6. Hukuk Dairesi 2012/1827 E., 2012/4510 K.
6. Hukuk Dairesi 2012/1827 E., 2012/4510 K.
- TAŞINMAZ PAYDAŞLIĞININ GİDERİLMESİ
"İçtihat Metni"
Mahalli mahkemesinden verilmiş bulunan yukarıda tarih ve numarası yazılı ortaklığın giderilmesi davasına dair karar, davalı tarafından süresi içinde temyiz edilmiş olmakla, dosyadaki bütün kağıtlar okunup gereği görüşülüp düşünüldü.
Dava, onbir adet taşınmazın paydaşlığının giderilmesine ilişkindir. Mahkemece, satış suretiyle ortaklığın giderilmesine karar verilmiş, hüküm davalı tarafından temyiz edilmiştir.
Paydaşlığın (ortaklığın) giderilmesi davaları iki taraflı, taraflar için benzer sonuçlar doğuran davalardır. Bu davalarda davalı da davacı gibi aynı haklara sahiptir. Bu nedenle davacının satış suretiyle paylaşma istemesi davalıların aynen paylaşma istemesine engel teşkil etmez.
Paydaşlığın (ortaklığın) giderilmesi davalarında mahkemece malın aynen bölünerek paylaştırılmasına karar verilebilmesi için taşınmazın yüzölçümü, niteliği, pay ve paydaş sayısı ile imar mevzuatına göre aynen bölüşmenin mümkün olup olmadığının araştırılması gerekir. Taşınmazın önemli ölçüde bir değer kaybına uğraması söz konusu ise aynen bölünerek paylaştırılmasına karar verilemez. Keza paydaşlar rıza göstermedikleri takdirde taşınmazın bir bölümü paylı bırakılamaz.
Aynen bölünerek paylaştırmanın (taksimin) mümkün olması durumunda bölünen parçaların değerlerinin birbirine denk düşmemesi halinde eksik değerdeki parçaya para (ivaz) eklenerek denkleştirme sağlanır. Davada paydaşlar arasında anlaşma olmadıkça hakim kendiliğinden bazı taşınmazların bir kısım paydaşlara, kalanın diğer paydaşlara verilmesi şeklinde aynen bölünerek paylaştırmaya karar veremez.

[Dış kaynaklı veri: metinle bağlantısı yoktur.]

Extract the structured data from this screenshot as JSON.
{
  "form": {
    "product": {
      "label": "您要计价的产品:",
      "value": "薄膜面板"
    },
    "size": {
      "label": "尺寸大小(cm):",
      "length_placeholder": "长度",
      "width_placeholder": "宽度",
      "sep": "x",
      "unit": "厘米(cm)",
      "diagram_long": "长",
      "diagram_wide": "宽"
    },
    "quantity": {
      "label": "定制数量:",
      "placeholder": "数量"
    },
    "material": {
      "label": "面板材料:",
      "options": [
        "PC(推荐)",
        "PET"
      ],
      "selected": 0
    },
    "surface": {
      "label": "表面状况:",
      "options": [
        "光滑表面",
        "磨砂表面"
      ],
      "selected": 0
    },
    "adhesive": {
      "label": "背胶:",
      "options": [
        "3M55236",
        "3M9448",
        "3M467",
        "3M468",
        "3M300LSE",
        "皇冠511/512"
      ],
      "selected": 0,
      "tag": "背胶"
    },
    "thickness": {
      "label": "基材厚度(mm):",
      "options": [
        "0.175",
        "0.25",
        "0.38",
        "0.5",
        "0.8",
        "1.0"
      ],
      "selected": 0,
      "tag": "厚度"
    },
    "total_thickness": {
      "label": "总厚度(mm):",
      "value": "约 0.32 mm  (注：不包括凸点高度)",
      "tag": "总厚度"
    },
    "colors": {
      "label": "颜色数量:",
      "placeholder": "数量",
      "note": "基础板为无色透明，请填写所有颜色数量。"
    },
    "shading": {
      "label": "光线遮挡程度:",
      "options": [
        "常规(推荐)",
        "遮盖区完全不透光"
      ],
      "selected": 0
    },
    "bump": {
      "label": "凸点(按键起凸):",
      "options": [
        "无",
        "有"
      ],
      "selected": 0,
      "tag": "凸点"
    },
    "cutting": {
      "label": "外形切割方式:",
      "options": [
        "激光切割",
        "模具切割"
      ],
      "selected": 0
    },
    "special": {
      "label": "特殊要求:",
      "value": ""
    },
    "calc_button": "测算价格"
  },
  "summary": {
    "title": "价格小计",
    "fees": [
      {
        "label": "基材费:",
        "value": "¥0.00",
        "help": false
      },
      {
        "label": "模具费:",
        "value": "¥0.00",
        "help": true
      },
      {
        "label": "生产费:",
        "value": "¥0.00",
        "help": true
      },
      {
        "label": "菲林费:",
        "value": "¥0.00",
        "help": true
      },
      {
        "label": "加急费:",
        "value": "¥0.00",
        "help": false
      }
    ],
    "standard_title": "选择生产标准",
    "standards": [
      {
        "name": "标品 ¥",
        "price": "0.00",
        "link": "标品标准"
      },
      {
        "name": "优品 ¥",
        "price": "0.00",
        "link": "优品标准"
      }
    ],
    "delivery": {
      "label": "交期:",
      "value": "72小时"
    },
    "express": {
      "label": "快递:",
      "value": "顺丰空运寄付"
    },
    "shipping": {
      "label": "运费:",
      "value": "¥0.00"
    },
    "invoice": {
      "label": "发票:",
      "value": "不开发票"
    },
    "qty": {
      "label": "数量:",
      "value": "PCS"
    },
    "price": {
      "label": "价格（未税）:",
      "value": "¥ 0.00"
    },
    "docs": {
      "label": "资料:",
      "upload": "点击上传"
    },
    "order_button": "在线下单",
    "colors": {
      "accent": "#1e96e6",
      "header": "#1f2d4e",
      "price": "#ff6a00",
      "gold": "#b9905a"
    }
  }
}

Aynen bölünerek paylaştırma (taksim) halinde teknik bilirkişiye ifraz (taksim) projesi düzenlettirilerek bu projeye göre taşınmaz Belediye veya mücavir alan hudutları içerisinde ise Belediye Encümeninden karar alınmak suretiyle belediyeden, Belediye dışında ise İl İdare Kurulundan İmar Yasası ve Yönetmeliğine göre bölüşmenin (taksimin) mümkün olup olmadığı sorulur. İfraz projesinde kimlere nerelerin verileceği konusunda paydaşlar anlaşamazlar ise hakim huzurunda kura çekilerek belirlenir.
Onay makamından olumsuz cevap gelmesi halinde paydaşlığın (ortaklığın) satış suretiyle giderilmesine karar verilmesi gerekir.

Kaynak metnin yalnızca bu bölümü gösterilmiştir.